Now, with show dates, that recent performance in Chicago, record-breaking numbers, and Kanye seeming to stay on course despite a well-documented history of mental illness and a frenetic work ethic, Donda is not over. So, whether or not Universal was right in allegedly releasing the album without Kanye’s consent, or whether or not Kanye was right in withholding it for so long despite the many protestations and promises made, the debate rages as the hype persists with the impersonality and libido of a running river. And Kanye knows that, conscious of the pull that he has on music culture, able to yank at the strings a bit, or maybe just sway with the taught threads he’s attached to. Either way, the (finished) product is great even if it’s not fully Kanye-approved.

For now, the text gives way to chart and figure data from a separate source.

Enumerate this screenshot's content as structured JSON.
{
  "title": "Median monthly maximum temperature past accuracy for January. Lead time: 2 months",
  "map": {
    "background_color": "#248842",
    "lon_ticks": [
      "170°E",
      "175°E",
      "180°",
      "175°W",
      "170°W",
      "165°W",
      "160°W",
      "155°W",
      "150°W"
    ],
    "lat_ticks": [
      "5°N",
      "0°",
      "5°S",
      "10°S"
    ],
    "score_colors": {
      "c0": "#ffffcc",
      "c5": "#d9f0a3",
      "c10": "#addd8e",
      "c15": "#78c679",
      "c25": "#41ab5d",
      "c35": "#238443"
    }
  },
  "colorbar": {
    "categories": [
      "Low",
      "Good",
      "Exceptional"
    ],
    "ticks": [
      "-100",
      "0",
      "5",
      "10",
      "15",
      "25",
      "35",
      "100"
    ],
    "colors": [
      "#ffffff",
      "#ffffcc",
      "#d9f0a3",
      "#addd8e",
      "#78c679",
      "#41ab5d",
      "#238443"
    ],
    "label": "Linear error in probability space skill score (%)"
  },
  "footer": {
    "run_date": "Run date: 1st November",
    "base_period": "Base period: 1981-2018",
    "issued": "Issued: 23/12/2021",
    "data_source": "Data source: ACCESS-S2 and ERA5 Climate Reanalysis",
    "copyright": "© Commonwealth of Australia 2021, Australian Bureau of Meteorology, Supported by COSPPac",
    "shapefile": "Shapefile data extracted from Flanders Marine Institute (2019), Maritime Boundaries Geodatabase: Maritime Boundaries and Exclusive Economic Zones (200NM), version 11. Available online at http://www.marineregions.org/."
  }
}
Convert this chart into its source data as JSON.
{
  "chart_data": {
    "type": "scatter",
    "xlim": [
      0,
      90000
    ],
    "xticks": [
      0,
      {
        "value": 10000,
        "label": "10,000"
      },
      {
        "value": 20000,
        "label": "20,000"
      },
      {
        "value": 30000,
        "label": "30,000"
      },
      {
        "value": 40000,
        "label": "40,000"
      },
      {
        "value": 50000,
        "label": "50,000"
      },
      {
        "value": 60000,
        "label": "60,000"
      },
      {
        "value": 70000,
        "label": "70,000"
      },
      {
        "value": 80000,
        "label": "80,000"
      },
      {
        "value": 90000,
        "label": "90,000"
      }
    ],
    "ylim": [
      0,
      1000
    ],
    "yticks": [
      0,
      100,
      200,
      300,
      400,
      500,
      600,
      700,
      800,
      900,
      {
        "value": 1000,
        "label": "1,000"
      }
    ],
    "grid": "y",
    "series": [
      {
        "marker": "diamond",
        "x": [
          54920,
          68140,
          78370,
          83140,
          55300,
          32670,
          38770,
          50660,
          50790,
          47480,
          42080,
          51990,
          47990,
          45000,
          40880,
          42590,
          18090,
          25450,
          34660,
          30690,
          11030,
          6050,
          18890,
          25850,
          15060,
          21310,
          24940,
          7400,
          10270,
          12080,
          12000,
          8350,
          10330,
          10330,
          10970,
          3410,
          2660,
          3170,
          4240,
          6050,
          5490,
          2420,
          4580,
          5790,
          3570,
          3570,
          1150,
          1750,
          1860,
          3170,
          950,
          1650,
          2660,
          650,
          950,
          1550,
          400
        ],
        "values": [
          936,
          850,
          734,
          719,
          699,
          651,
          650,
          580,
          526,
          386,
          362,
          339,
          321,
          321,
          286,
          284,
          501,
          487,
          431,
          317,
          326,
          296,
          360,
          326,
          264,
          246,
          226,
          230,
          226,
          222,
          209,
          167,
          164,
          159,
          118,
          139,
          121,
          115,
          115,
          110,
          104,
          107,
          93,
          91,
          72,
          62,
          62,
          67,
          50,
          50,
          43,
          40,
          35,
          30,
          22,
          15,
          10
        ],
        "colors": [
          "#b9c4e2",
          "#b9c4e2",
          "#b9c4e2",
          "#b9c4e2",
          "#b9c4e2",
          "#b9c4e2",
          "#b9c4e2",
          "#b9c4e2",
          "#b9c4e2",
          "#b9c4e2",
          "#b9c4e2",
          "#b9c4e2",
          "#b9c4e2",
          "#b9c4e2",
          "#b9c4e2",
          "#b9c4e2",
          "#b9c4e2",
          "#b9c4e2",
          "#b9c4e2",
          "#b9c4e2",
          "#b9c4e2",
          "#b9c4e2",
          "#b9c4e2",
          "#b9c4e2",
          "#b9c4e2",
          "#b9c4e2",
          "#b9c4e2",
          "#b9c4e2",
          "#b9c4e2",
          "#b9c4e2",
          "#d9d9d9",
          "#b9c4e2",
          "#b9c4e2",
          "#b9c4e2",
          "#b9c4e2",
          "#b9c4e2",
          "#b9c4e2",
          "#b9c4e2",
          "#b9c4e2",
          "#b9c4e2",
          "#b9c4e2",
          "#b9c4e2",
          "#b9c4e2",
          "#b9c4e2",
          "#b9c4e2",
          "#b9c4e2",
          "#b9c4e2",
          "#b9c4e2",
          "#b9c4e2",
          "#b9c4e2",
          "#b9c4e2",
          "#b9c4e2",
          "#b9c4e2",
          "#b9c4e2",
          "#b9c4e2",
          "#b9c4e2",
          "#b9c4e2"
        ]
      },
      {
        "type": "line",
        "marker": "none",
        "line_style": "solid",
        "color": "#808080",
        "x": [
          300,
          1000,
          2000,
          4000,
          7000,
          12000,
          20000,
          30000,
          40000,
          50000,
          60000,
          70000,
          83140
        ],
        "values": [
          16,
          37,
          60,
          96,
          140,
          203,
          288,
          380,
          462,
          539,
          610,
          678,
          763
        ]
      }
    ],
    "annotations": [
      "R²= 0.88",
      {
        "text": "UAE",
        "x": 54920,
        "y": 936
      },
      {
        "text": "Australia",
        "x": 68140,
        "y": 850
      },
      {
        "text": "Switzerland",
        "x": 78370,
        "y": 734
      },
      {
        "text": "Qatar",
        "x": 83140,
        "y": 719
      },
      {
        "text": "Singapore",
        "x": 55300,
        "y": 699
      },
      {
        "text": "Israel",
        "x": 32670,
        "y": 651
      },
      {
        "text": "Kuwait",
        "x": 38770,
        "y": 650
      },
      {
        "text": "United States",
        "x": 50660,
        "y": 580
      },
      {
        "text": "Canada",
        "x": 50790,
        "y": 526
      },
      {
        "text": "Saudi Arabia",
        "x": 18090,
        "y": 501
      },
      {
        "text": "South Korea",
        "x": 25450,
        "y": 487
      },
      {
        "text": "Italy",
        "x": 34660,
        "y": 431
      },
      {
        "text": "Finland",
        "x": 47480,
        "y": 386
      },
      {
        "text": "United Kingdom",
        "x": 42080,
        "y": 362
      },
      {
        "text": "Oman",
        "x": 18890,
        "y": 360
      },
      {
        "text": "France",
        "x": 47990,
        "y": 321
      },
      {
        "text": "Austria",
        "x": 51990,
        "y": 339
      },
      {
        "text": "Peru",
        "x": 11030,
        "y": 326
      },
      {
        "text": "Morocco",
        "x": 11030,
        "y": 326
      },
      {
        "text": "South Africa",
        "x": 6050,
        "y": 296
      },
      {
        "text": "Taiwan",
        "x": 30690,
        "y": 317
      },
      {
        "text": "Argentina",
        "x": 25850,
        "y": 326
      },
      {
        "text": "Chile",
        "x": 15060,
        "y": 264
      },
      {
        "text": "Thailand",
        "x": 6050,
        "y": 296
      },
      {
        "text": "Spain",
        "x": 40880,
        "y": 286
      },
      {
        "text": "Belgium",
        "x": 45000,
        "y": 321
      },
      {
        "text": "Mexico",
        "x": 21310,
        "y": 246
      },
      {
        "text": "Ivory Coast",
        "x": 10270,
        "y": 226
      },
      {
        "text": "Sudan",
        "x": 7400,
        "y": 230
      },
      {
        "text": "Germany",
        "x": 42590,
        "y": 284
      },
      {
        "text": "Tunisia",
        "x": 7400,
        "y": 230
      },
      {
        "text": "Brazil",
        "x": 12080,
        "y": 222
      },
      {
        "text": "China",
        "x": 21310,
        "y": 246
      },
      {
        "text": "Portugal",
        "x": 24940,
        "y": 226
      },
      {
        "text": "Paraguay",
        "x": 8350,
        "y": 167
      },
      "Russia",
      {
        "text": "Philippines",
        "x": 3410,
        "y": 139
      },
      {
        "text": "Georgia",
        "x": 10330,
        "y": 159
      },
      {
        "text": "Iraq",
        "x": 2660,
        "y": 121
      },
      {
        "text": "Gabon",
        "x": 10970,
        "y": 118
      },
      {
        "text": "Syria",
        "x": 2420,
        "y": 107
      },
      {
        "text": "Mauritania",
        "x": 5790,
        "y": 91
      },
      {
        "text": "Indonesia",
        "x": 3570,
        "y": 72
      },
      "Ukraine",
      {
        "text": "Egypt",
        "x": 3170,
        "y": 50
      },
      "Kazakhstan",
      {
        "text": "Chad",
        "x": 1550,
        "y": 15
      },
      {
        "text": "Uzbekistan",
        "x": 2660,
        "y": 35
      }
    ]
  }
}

Kanye’s latest release doesn’t just take on the form of an album in our media ecology. It’s “everything you need,” an object ofculture, the spectacle of Kanye. It is an event we all take part in and help cultivate. Needless to say, everything that has thus far surrounded the drop is a testament to that sentiment. Donda has become a cultural fetish. And I would be lying if I said it wasn’t due in large part to Kanye’s ability to push the coordinates of possibility beyond what music is supposed to be.